Cette double réalité m’étonne au point que bien des questions me viennent aussitôt à l’esprit.

  • En a-t-il toujours été ainsi?
  • Si non, laquelle des deux variantes est apparue en premier?
  • Quand la deuxième s’est-elle pointée dans le décor?
  • L’apparition de cette deuxième variante répondait-elle à un besoin réel?
  • Chez qui ce besoin s’est-il fait sentir?
  • L’ordre de présentation de ces deux variantes est-il significatif?
  • Ces deux variantes sont-elles aussi courantes l’une que l’autre?
  • Où ces variantes phonétiques se font-elles entendre de nos jours?

Les réponses à ces questions devraient m’aider à mieux cerner l’USAGE, dont le Petit Robert est censé faire état.

–   Si j’applique à ces variantes, les principes directeurs adoptés par le Petit Robert pour ce qui est des mots en entrée double (1) (i.e. qui peuvent s’écrire de deux façons), cela signifierait que les deux prononciations indiquées sont courantes, mais que le lexicographe — et non l’usage — privilégie la première! Mais est-ce bien le cas? Je ne peux que le supposer, car nulle part cela n’est précisé.

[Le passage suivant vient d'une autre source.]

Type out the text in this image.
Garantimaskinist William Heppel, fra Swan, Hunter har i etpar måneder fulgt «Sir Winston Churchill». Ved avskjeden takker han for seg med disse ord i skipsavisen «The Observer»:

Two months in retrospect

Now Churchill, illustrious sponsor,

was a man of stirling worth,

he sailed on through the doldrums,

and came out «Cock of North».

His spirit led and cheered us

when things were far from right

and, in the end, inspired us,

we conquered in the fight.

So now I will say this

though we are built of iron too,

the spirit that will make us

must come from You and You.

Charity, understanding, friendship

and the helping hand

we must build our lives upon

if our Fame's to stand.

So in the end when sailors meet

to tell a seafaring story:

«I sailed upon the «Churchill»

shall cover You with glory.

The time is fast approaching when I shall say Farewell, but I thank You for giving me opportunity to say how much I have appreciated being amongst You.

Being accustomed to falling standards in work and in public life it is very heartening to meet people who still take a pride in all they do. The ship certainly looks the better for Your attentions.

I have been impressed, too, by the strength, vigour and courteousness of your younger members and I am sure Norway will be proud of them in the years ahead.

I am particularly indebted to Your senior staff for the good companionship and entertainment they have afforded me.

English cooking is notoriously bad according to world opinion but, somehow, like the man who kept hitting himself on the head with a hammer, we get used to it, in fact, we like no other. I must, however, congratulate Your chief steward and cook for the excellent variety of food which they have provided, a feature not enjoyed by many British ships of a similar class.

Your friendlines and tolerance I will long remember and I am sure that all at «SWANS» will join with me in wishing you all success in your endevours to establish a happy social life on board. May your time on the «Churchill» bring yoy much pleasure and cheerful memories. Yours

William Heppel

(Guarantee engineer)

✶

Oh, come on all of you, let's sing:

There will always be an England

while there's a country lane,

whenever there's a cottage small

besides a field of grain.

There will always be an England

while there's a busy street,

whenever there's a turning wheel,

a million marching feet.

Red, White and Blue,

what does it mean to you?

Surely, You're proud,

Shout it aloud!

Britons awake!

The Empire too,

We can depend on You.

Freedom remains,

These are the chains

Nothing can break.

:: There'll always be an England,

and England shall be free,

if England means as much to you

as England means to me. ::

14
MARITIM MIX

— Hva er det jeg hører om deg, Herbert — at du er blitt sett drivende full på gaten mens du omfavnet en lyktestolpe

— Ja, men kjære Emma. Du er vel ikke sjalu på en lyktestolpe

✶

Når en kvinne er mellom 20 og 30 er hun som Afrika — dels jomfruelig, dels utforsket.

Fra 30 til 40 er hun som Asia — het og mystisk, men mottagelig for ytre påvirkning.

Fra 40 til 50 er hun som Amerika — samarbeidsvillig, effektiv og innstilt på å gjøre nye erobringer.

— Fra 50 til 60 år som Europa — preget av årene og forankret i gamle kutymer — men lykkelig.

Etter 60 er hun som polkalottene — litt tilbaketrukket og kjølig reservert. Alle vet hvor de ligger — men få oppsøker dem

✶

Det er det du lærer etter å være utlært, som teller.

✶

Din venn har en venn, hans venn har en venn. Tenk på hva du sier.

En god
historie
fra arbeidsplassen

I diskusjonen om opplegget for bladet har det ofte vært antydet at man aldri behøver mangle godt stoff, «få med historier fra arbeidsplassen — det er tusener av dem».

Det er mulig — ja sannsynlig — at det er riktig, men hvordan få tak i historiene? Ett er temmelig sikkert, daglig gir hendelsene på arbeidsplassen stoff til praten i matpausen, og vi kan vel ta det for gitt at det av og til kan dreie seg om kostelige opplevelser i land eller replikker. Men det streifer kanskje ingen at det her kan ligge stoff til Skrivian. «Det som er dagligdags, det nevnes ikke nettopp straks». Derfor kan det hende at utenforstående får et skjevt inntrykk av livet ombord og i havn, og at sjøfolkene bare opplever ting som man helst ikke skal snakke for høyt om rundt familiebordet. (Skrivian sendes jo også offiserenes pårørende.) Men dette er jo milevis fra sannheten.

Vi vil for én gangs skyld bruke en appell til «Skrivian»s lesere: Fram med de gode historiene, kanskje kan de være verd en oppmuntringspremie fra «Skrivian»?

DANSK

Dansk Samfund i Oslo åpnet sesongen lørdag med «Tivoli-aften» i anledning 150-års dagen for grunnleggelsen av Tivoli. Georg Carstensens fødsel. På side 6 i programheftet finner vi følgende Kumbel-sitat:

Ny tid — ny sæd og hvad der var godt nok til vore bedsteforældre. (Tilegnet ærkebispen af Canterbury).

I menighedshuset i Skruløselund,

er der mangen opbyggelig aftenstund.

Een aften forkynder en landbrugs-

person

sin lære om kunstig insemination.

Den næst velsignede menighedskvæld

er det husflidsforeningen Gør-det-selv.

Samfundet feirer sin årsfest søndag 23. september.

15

–   Où ces variantes phonétiques se font-elles entendre? Dans toute la francophonie ou en certains endroits seulement? Les pages liminaires, celles que personne  ne lit, viennent une fois de plus à mon secours. Du moins, en partie. Il y est dit :

« Dans le cas de réalisations phonétiques multiples (ce qui est bien le cas de magnat), nous avons choisi de noter une seule des variantes possibles (pas dans le cas de magnat), de préférence la plus conforme à la prononciation récente des locuteurs urbains éduqués d’Île-de-France et de régions voisines (dont je ne fais pas partie), en espérant ne pas trop choquer les utilisateurs d’usages plus anciens, ruraux ou de régions où subsistent soit un bilinguisme (je ne suis pas choqué, seulement surpris), soit l’influence d’une autre langue ou de dialectes (par ex. Occitanie, Bretagne, Alsace…). » p. XXI

Dois-je comprendre que, dans la région en question, qui représente environ 3-4 % de la superficie de la France métropolitaine, il y aurait deux variantes phonétiques aussi courantes l’une que l’autre?…  Qu’en est-il dans le reste du pays? Si je pose la question c’est qu’il y a de « Ces mots qui ne se prononcent pas de la même façon d’un bout à l’autre de la France ».  À plus forte raison, au Québec.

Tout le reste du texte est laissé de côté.